Mobnas Mana yang Dipilih Pemerintah?

Mobnas Mana yang Dipilih Pemerintah?

- detikOto
Senin, 16 Jan 2012 13:25 WIB
Mobnas Mana yang Dipilih Pemerintah?
Jakarta - Sederet nama-nama mobil karya nasional seperti Tawon, GEA, Arina, Mobira, Mahator, Esemka dan lain-lain memang sudah tak asing di telinga. Meskipun sudah banyak yang memiliki potensi, mana yang dipilih pemerintah sebagai mobnas?

Menteri Perindustrian MS Hidayat mengatakan mendukung penuh mobil-mobil tersebut dan masih terus mengumpulkan potensi-potensi dari kehadiran mobil-mobil lokal yang digagas swasta maupun BUMN itu.

"Kita belum menetapkan, jadi kami akan menggelar saja temuan-temuan ini dan satu per satu mau diajak bicara bagaimana nanti prospeknya karena masing-masing harus punya FS (feasibility study) untuk masuk skala industri dan pemerintah nanti juga akan ambil posisi seperti apa," ujarnya dalam wawancara khusus dengan detikOto.

SCROLL TO CONTINUE WITH CONTENT

Ia mengaku pemerintah masih bimbang untuk menyikapi kebijakan mobil di dalam negeri walaupun pemerintah akan serius mendorong mobil nasional. Kebimbangan itu, apakah mengikuti Malaysia dengan memiliki mobnas seperti Proton yang diproteksi habis-habisan oleh negara atau Thailand yang mengabaikan adanya mobnas namun mereka jadi raja otomotif di ASEAN.

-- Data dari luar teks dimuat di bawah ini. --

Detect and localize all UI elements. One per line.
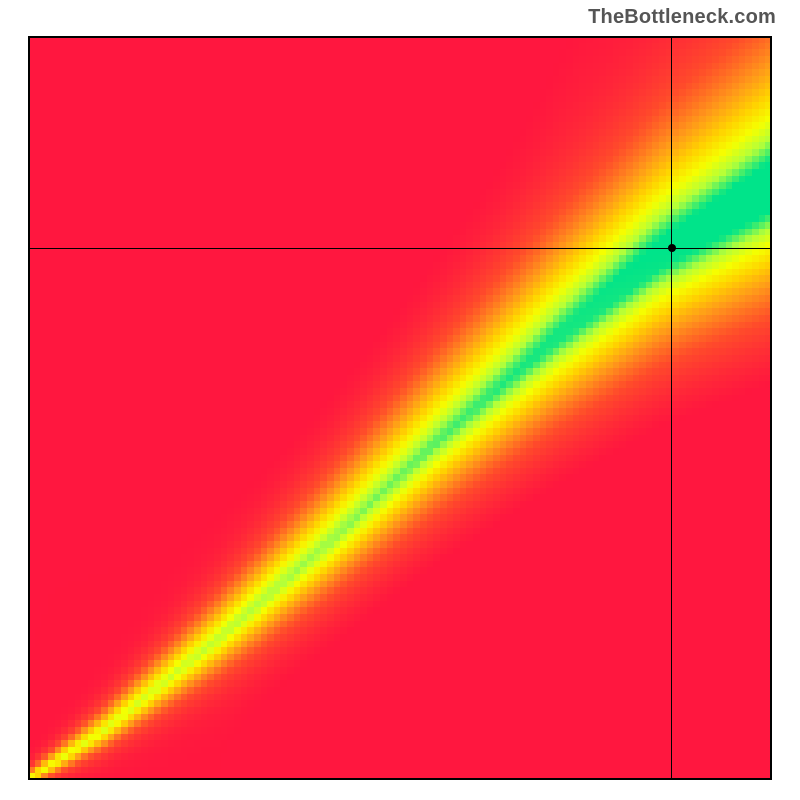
heatmap-canvas (28, 36, 772, 780)
heatmap-plot (28, 36, 772, 780)
attribution-text: TheBottleneck.com (588, 6, 776, 29)
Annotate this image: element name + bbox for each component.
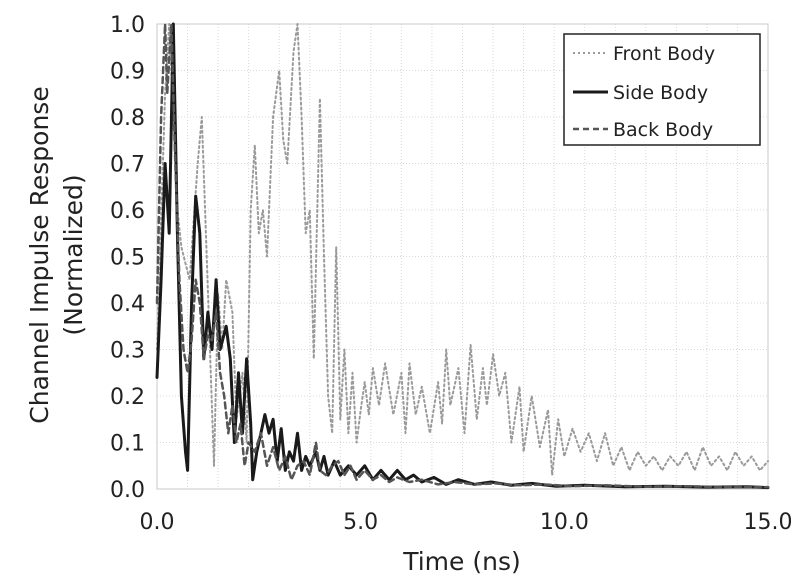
y-tick-label: 0.6 [110,199,145,224]
series-layer [155,22,770,490]
y-tick-label: 0.5 [110,246,145,271]
y-tick-label: 0.7 [110,153,145,178]
x-axis-title: Time (ns) [402,547,521,576]
y-tick-label: 0.0 [110,478,145,503]
legend-label-front-body: Front Body [613,43,715,65]
legend-label-side-body: Side Body [613,82,708,104]
y-axis-ticks: 0.0 0.1 0.2 0.3 0.4 0.5 0.6 0.7 0.8 0.9 1.0 [110,13,145,503]
y-tick-label: 1.0 [110,13,145,38]
series-line-side-body [155,22,770,490]
y-tick-label: 0.4 [110,292,145,317]
y-tick-label: 0.9 [110,60,145,85]
x-tick-label: 15.0 [744,510,793,535]
y-tick-label: 0.1 [110,432,145,457]
y-tick-label: 0.3 [110,339,145,364]
series-line-back-body [155,22,770,489]
x-axis-ticks: 0.0 5.0 10.0 15.0 [140,510,793,535]
series-line-front-body [156,23,769,477]
x-tick-label: 5.0 [343,510,378,535]
legend-label-back-body: Back Body [613,119,713,141]
y-tick-label: 0.2 [110,385,145,410]
y-axis-title-line-2: (Normalized) [59,174,88,335]
y-tick-label: 0.8 [110,106,145,131]
legend: Front Body Side Body Back Body [563,33,761,146]
y-axis-title-line-1: Channel Impulse Response [25,86,54,423]
x-tick-label: 0.0 [140,510,175,535]
legend-box [563,33,761,146]
x-tick-label: 10.0 [540,510,589,535]
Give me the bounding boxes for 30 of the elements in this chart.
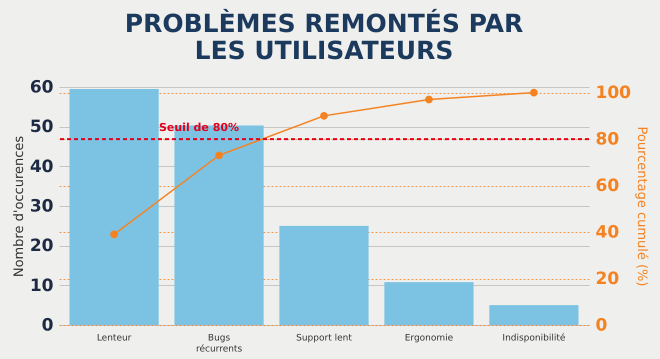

Apakah mungkin dalam jangka waktu 2 tahun bisa menyiapkan mobnas?

"Makanya itu sebetulnya, yang masih dalam diskusi kami adalah apakah kita berkonsentrasi menjadikan Indonesia sebagai basis produksi, dengan menguasai teknologi yang sekarang sudah 90% (komponen) dengan mahzabnya Thailand, atau kita pakai mahzab-nya Malaysia yang 100% Malaysia jual saham ke publik tetapi harus bersaing ketat dengan mereka yang sudah survive lebih dahulu," paparnya.

Untuk membangun pabrik otomotif menurut Hidayat dibutuhkan banyak investasi. Hidayat mencontohkan Toyota yang membuat pabrik untuk ekspansi US$ 300 juta atau sekitar Rp 3 triliun. "Itu hanya ekspansi saja. Kalau ngomong Rp 10 triliun ada kali ya, saya nggak tahu soalnya sedang dihitung. Kalau ada swasta yang berani mengambil risiko itu, saya juga sudah waktunya saya sarasehan dengan teman-teman pengusaha nasional seperti Bakrie, CT, Tedy Rachmat apakah mereka punya wawasan, atau kita berikan kepada BUMN," ujarnya.

Para pengusaha menurut Hidayat diam-diam tengah menghitung sebab dengan modal yang besar dengan risiko yang tinggi. "Mendapatkan kebanggan nasional itu penting, tapi harus survive," ujarnya.